Opened 10 months ago
Last modified 25 hours ago
#36144 new Cleanup/optimization
DatabaseOperations.bulk_batch_size() should consider more database limits on SQLite and Oracle
| Reported by: | Sarah Boyce | Owned by: | |
|---|---|---|---|
| Component: | Database layer (models, ORM) | Version: | 5.2 |
| Severity: | Normal | Keywords: | |
| Cc: | Simon Charette | Triage Stage: | Accepted |
| Has patch: | no | Needs documentation: | no |
| Needs tests: | no | Patch needs improvement: | no |
| Easy pickings: | no | UI/UX: | no |
Description (last modified by )
DatabaseOperations.bulk_batch_size() is used to calculate the maximum batch size when doing operations such as bulk_update and bulk_create
When investigating the impact of composite primary keys on the maximum batch size calculation for bulk_update(), it became clear that there are more database limits that need to be considered when calculating the maximum batch size in order to have a bullet proof solution.

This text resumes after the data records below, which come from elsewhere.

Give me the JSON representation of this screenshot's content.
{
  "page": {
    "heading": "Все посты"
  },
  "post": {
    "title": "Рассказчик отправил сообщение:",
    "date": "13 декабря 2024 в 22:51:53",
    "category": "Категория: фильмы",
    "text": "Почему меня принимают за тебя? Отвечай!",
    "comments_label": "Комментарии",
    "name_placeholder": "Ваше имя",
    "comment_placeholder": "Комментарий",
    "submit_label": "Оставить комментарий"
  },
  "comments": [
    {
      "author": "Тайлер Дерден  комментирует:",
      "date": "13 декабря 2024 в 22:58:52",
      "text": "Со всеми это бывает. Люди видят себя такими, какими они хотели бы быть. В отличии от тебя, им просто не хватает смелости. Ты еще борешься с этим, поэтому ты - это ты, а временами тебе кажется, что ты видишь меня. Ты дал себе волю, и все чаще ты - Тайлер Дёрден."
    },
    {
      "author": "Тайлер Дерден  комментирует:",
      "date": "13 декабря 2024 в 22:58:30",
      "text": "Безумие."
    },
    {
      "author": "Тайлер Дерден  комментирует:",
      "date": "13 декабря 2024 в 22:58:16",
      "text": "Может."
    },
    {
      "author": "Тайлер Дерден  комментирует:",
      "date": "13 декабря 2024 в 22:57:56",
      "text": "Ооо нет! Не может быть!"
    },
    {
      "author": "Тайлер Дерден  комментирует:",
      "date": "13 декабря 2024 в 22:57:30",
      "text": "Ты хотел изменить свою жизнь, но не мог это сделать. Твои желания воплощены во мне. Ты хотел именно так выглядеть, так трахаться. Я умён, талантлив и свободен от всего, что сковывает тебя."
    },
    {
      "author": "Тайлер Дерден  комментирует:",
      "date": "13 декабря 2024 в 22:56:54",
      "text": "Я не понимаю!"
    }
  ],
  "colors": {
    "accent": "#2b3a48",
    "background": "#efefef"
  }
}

One possible limit in play on SQLite is SQLITE_MAX_EXPR_DEPTH which is 1000 (see https://www.sqlite.org/limits.html#max_expr_depth).
On Oracle, we found that a query could error with the ambiguous message: ORA-00907: missing right parenthesis, which may be due to hitting some limit (possibly documented here: https://docs.oracle.com/en/database/oracle/oracle-database/23/lnpls/plsql-program-limits.html)
We may need to revisit the API design.
PR discussion: https://github.com/django/django/pull/19088#discussion_r1929940327
Ticket which sparked the discussion/discovery: #36118
Change History (3)
comment:1 by , 10 months ago
| Description: | modified (diff) |
|---|
comment:2 by , 10 months ago
| Triage Stage: | Unreviewed → Accepted |
|---|---|
| Version: | 5.1 → 5.2 |
comment:3 by , 25 hours ago
Hi all,
I tried to produce the failure. I have created relatively large complex model setup.
class CompositePKModel(models.Model):
part1 = models.IntegerField()
part2 = models.IntegerField()
value1 = models.IntegerField(default=0)
value2 = models.IntegerField(default=0)
value3 = models.IntegerField(default=0)
flag = models.BooleanField(default=False)
class Meta:
constraints = [
models.UniqueConstraint(fields=["part1", "part2"], name="pk_cmp")
]
class RelatedModel(models.Model):
parent = models.ForeignKey(CompositePKModel, on_delete=models.CASCADE)
score1 = models.IntegerField(default=0)
score2 = models.IntegerField(default=0)
active = models.BooleanField(default=False)
class AnotherRelatedModel(models.Model):
parent = models.ForeignKey(RelatedModel, on_delete=models.CASCADE)
rating = models.IntegerField(default=0)
status = models.BooleanField(default=True)
class BulkUpdateComplexTest(TestCase):
databases = {"default"}
@classmethod
def setUpTestData(cls):
cls.parents = [
CompositePKModel(part1=i, part2=i + 1)
for i in range(800)
]
CompositePKModel.objects.bulk_create(cls.parents)
cls.related_objs = []
for parent in cls.parents:
for j in range(3):
cls.related_objs.append(
RelatedModel(parent=parent)
)
RelatedModel.objects.bulk_create(cls.related_objs)
cls.another_related_objs = []
for rel in cls.related_objs:
for k in range(2):
cls.another_related_objs.append(
AnotherRelatedModel(parent=rel)
)
AnotherRelatedModel.objects.bulk_create(cls.another_related_objs)
def test_bulk_update_multiple_models(self):
for obj in self.parents:
obj.value1 = 111
obj.value2 = 222
obj.value3 = 333
obj.flag = True
for obj in self.related_objs:
obj.score1 = 10
obj.score2 = 20
obj.active = True
for obj in self.another_related_objs:
obj.rating = 5
obj.status = False
try:
with transaction.atomic():
CompositePKModel.objects.bulk_update(
self.parents, ['value1', 'value2', 'value3', 'flag']
)
RelatedModel.objects.bulk_update(
self.related_objs, ['score1', 'score2', 'active']
)
AnotherRelatedModel.objects.bulk_update(
self.another_related_objs, ['rating', 'status']
)
except OperationalError as e:
self.fail(f"bulk_update failed due to SQLite expression depth: {e}")
self.assertTrue(all(o.value1 == 111 for o in CompositePKModel.objects.all()))
self.assertTrue(all(o.score1 == 10 for o in RelatedModel.objects.all()))
self.assertTrue(all(o.rating == 5 for o in AnotherRelatedModel.objects.all()))
am i missing something ?
Thank you Sarah, I read the conversation and it makes sense.